Ces propos reflètent l'inquiétude provoquée dans la communauté internationale par la stratégie imprévisible de Trump sur le dossier israélo-palestinien. Le président élu américain, qui entrera dans cinq jours à la Maison Blanche, s'est distingué durant sa campagne par des positions très pro-israéliennes et a promis de transférer l'ambassade américaine de Tel Aviv à Jérusalem. Une telle mesure romprait avec la politique historique des États-Unis et irait à l'encontre de la position de l'ONU, pour laquelle le statut de Jérusalem, également revendiquée par les Palestiniens comme capitale de leur futur État, doit se régler par la négociation.

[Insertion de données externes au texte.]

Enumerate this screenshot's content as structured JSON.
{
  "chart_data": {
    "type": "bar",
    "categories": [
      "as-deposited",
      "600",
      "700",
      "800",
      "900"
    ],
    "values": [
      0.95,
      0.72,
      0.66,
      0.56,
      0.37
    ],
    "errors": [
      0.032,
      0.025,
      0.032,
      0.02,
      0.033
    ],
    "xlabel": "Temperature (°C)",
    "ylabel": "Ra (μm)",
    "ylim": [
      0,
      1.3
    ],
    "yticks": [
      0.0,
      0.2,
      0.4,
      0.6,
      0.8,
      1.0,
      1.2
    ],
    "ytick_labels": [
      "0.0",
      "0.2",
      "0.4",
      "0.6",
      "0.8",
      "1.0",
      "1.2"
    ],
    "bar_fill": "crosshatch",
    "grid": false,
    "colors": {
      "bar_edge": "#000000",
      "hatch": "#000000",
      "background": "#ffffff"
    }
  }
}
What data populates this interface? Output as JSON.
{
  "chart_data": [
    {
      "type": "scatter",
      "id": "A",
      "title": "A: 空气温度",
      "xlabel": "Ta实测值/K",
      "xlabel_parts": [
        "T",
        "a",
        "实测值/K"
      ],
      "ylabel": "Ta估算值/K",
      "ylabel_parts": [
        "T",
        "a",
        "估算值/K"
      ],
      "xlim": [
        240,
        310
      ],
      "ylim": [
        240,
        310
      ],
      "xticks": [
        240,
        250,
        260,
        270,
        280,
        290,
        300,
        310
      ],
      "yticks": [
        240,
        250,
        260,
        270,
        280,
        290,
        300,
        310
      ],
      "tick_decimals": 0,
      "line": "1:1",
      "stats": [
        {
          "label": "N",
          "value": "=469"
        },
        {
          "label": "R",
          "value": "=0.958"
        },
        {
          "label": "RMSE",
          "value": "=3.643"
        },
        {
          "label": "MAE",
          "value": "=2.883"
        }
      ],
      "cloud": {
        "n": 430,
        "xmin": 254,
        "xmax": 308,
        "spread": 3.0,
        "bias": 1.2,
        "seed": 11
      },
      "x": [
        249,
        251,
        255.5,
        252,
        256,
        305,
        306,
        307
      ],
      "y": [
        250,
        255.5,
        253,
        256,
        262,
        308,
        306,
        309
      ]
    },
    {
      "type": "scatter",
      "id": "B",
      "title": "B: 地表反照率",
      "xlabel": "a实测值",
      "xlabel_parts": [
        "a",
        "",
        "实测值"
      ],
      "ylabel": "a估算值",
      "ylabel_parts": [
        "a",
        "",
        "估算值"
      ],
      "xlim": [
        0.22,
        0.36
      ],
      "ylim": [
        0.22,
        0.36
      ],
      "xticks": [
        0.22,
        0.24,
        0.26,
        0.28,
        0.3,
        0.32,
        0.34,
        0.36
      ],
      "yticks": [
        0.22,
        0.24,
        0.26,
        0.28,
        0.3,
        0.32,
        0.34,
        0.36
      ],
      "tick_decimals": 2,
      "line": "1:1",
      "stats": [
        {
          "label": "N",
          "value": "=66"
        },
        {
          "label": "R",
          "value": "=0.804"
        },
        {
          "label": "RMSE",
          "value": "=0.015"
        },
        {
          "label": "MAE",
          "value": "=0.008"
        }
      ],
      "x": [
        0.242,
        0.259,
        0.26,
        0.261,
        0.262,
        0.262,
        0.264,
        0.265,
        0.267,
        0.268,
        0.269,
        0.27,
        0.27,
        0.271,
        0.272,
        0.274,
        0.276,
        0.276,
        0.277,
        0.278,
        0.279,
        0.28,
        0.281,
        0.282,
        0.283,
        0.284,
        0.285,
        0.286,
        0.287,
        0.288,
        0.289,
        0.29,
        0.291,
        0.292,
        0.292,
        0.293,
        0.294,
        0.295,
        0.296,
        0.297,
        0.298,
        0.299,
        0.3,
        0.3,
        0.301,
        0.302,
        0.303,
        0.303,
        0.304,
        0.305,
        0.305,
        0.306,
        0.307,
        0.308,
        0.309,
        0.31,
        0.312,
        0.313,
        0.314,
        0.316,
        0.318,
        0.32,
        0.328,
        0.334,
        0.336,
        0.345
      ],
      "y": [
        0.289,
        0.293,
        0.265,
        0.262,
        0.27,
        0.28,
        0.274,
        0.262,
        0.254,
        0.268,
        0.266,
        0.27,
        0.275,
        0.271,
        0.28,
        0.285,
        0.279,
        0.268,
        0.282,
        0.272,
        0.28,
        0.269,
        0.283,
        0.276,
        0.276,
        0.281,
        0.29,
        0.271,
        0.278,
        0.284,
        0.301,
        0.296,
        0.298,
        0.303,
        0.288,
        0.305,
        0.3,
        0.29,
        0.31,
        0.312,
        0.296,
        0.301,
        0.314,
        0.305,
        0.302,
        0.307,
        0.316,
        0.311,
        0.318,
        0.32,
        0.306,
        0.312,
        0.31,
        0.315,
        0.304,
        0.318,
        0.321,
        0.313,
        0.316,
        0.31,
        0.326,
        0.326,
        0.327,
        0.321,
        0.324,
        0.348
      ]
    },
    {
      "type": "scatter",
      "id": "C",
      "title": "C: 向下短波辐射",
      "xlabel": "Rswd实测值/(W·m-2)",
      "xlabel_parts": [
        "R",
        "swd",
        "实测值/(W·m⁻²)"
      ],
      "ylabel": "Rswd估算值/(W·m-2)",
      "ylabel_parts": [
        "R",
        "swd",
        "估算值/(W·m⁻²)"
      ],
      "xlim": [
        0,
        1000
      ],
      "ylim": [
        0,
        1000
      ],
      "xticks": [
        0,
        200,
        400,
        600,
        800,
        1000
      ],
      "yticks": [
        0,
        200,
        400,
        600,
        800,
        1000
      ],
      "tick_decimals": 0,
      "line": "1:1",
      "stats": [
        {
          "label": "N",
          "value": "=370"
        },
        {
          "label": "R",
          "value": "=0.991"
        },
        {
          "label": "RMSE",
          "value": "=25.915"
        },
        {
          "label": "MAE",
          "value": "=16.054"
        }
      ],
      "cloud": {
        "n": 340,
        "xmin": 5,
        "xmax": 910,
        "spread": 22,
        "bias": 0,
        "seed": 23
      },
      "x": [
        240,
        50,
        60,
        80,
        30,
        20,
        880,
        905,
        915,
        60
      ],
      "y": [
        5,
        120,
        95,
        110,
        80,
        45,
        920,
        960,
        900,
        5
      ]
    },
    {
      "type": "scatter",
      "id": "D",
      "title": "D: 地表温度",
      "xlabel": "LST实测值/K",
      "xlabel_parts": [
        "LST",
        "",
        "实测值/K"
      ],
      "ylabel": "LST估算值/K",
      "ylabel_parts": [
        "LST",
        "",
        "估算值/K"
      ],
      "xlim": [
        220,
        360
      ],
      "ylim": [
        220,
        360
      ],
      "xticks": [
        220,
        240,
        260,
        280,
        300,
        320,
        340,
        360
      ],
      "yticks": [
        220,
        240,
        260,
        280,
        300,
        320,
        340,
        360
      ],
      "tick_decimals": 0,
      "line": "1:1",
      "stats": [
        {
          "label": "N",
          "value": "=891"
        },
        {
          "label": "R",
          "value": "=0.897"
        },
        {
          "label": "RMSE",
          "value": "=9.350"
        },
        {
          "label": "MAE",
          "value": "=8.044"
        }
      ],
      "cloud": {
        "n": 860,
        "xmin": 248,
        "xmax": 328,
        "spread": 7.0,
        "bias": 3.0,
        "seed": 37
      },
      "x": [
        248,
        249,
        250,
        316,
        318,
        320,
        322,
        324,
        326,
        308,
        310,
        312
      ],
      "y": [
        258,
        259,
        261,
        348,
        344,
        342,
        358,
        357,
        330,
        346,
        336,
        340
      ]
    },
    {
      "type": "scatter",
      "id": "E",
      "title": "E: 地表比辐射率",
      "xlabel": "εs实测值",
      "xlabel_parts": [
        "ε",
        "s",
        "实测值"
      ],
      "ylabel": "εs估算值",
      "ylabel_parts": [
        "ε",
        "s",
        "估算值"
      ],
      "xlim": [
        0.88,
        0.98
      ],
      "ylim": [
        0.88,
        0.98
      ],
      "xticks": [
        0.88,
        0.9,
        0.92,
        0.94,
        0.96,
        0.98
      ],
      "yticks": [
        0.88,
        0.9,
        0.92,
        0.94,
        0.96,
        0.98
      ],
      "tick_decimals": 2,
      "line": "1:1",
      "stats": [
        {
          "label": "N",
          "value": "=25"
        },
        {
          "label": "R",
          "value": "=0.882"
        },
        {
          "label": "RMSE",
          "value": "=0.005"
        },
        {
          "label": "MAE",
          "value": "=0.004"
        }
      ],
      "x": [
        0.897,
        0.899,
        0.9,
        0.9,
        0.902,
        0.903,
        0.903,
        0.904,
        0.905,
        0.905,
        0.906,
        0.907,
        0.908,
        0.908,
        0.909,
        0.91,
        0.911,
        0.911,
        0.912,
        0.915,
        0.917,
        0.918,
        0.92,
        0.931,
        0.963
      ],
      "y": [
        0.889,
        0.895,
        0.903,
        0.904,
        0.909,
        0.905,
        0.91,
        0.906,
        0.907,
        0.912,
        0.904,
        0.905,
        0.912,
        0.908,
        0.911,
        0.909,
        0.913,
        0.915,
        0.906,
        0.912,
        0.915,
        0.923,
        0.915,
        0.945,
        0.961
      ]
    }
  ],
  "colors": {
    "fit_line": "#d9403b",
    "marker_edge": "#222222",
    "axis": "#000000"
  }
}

Abbas menace de revenir sur la reconnaissance d'Israël. Les Palestiniens ont d'ailleurs vivement réagi, le président Mahmoud Abbas menaçant de revenir sur la reconnaissance d'Israël si une telle décision était appliquée. Le transfert de l'ambassade "non seulement priverait les États-Unis de toute légitimité à jouer un rôle dans la résolution du conflit, mais elle réduirait à néant la solution des deux États", a déclaré ce week-end M. Abbas au quotidien français Le Figaro.

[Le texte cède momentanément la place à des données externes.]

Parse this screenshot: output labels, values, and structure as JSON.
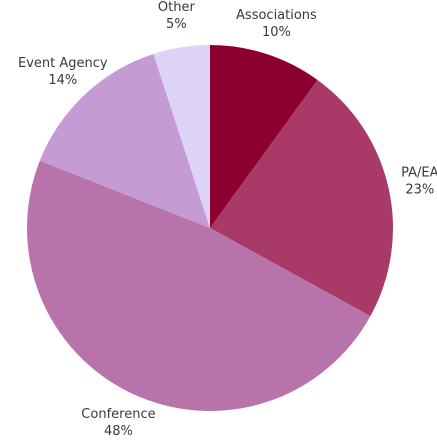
{
  "chart_data": {
    "type": "pie",
    "categories": [
      "Associations",
      "PA/EA",
      "Conference",
      "Event Agency",
      "Other"
    ],
    "values": [
      10,
      23,
      48,
      14,
      5
    ],
    "value_labels": [
      "10%",
      "23%",
      "48%",
      "14%",
      "5%"
    ],
    "colors": [
      "#8c0030",
      "#a93a67",
      "#b873aa",
      "#c59bd3",
      "#dcd3f7"
    ]
  }
}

Une conférence "futile" pour Netanyahu. pour La conférence de Paris, qui réunit plus de 70 pays et organisations internationales, devait réaffirmer solennellement l'engagement de la communauté internationale pour la solution à deux États, israélien et palestinien, vivant côte à côte en paix et en sécurité. Les deux principaux intéressés, dont le dialogue sur la paix est interrompu depuis plus de deux ans, n'y participent pas. Si les Palestiniens sont favorables à l'initiative française, Israël, violemment opposé à toute approche multilatérale du dossier, n'a de cesse de la dénoncer. Le Premier ministre israélien Benjamin Netanyahu, qui avait fustigé vendredi une "imposture", est revenu dimanche à la charge, jugeant la conférence "futile".